- USD/JPY lost the 20-day SMA at 139.44 and trades at the 139.35 area.
- The US Producer Price Index decreased by 0.3% MoM in May.
- Investors await Fed's decision and revised dot plots.
The USD/JPY lost over 60 pips during the New York session as the Greenback faced severe selling pressure after Producer Price Index (PPI) data from the US showed lower-than-expected ‘factory gate’ inflation. US bond yields are in decline, favoring the JPY, Ahead of the Federal Reserve’s (Fed) decision at 18:00 GMT.
Weak PPI data made US bond yields decline, and stocks rise
The US Bureau of Labor Statistics released on Tuesday the PPI report that showed a decrease of 0.3% MoM in May, more than the 0.1% slide expected; the YoY measure fell to 1.1%. On the other hand, the Core figure rose 0.2% MoM in the same period matching expectations, while the yearly came in at 2.8%.
As a result, the US bond yields have weakened across the curve and applied pressure to the USD. The 10-year bond yield fell to 3.79%, while the 2-year yield sits at 4.62% and the 5-year yield at 3.96%, marking a 1.58% slide, respectively. Elsewhere, the S&P 500 index (SPX) rose to its highest level since April 2022 and applied further pressure to the US Dollar as riskier assets drove away demand from the safe-haven Greenback and the JPY.

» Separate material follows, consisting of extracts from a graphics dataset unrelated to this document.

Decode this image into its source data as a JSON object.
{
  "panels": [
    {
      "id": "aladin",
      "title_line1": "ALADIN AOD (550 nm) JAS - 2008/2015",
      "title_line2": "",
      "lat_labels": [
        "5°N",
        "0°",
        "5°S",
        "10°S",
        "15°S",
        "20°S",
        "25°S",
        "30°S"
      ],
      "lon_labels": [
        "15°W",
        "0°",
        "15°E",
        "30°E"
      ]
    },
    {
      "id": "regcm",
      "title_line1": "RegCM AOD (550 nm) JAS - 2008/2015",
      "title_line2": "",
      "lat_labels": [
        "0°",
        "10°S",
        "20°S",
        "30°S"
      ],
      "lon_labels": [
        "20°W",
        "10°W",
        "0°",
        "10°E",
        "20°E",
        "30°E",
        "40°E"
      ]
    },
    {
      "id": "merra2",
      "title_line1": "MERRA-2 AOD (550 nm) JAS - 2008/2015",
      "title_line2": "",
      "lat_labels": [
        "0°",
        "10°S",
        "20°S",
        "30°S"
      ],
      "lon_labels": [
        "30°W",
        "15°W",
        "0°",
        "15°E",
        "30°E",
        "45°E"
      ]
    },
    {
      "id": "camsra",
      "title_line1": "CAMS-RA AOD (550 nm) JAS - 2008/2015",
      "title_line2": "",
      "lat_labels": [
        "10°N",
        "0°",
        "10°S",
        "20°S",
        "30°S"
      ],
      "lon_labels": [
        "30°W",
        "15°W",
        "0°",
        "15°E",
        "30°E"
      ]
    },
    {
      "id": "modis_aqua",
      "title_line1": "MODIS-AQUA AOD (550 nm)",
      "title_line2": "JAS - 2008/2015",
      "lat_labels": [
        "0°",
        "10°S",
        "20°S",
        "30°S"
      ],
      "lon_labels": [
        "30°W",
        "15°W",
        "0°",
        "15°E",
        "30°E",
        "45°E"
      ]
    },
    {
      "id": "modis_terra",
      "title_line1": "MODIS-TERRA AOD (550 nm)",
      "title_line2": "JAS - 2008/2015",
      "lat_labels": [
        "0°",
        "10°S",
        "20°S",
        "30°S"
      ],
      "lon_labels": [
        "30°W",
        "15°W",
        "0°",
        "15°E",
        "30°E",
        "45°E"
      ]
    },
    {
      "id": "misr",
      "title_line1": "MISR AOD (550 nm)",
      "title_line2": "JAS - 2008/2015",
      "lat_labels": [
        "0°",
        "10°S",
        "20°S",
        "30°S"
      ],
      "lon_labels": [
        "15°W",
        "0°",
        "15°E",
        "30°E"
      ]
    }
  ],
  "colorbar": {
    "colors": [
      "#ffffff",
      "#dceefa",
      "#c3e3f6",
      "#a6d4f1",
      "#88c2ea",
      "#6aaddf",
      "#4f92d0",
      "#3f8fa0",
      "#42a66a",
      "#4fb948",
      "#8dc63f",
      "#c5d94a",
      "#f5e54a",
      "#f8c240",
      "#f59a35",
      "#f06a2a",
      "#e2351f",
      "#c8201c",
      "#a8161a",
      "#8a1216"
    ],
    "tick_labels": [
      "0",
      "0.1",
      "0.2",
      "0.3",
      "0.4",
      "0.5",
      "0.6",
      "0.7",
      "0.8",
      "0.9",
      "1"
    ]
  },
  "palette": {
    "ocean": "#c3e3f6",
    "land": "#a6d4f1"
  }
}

Regarding the Fed’s decision, markets continue to discount a no hike, and investors will look for clues regarding forward guidance in the updated macro forecast, the revised dot plots and in Chair Powell’s press conference. As for now, analysts expect that the Fed will resume tightening in the next July meeting, where market participants are expecting a 25 basis point (bps) hike.
USD/JPY Levels to watch
In terms of technical analysis, USD/JPY maintains a neutral stance for the short term as indicators turn red on the daily chart. That being said, the trajectory for the following sessions will be determined by the Fed’s decision and the expectations for future meetings.

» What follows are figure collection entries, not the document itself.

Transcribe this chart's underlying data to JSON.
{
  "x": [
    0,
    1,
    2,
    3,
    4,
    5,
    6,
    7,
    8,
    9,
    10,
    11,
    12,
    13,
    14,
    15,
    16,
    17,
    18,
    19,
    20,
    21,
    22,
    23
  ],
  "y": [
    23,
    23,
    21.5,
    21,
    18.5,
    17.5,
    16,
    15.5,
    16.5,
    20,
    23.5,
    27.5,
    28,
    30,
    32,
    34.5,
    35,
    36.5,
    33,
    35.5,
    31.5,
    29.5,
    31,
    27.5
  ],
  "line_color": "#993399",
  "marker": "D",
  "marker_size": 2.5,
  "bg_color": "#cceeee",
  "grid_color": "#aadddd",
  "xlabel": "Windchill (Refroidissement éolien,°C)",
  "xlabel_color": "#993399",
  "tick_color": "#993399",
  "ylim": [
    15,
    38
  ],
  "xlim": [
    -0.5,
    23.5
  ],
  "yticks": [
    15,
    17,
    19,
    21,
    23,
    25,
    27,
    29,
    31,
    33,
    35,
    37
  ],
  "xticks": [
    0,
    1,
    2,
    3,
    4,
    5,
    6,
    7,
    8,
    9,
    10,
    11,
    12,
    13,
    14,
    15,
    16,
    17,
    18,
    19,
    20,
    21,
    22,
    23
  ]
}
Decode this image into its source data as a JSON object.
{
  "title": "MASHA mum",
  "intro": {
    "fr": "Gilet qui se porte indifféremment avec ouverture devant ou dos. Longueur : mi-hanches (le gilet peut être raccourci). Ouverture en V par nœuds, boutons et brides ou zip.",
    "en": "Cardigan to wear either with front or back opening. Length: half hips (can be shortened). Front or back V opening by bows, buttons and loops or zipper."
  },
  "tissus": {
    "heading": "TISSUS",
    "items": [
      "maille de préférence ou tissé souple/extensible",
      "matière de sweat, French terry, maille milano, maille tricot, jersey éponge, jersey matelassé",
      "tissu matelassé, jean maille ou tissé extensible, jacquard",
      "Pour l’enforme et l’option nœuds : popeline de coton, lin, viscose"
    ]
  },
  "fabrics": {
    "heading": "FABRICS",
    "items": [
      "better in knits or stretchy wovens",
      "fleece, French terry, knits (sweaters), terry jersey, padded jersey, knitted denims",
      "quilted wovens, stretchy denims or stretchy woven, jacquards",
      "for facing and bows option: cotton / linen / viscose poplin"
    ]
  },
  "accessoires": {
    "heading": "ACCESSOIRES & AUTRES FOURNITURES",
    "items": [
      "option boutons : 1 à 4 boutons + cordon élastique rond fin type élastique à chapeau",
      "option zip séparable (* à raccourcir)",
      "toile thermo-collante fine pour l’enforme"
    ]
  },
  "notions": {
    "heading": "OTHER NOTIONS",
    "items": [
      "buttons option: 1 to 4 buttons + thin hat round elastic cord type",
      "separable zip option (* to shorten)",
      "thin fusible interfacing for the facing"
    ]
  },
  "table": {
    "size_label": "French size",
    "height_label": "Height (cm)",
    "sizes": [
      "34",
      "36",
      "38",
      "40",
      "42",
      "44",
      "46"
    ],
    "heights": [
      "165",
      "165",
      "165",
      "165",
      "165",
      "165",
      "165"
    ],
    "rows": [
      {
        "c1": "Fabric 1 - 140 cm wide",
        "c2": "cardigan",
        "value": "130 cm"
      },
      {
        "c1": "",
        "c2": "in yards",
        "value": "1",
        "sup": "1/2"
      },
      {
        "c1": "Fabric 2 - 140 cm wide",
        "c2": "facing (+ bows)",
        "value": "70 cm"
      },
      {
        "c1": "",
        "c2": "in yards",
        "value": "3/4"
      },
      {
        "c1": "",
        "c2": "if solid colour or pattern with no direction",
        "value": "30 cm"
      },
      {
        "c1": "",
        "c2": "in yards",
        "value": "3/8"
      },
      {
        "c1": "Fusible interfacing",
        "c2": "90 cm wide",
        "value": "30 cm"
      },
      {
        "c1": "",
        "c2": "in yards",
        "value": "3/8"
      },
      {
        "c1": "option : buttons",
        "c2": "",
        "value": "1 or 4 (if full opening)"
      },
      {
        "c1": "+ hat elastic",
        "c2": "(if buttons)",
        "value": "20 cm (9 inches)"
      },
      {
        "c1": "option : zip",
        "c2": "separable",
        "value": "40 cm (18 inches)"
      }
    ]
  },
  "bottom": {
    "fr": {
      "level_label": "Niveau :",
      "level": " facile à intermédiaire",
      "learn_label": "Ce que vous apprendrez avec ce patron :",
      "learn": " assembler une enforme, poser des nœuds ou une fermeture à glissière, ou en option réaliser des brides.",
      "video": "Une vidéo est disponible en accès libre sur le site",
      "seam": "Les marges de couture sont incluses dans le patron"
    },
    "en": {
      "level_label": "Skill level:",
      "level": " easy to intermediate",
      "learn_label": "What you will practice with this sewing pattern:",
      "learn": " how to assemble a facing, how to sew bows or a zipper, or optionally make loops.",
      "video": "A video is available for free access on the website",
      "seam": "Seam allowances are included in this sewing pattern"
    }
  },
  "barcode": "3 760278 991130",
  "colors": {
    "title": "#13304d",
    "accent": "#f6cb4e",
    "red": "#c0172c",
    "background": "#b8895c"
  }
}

After losing the 20-day Simple Moving Average (SMA) at the 139.45 level, support levels for the pair line up at the psychological mark at 139.00 and the 200-day (SMA) at 137.25. Furthermore, a move above the 140.00 zone would suggest a continuation of the bullish trend for USD/JPY, with next resistances at the 140.50 area and a multi-month high at 140.90.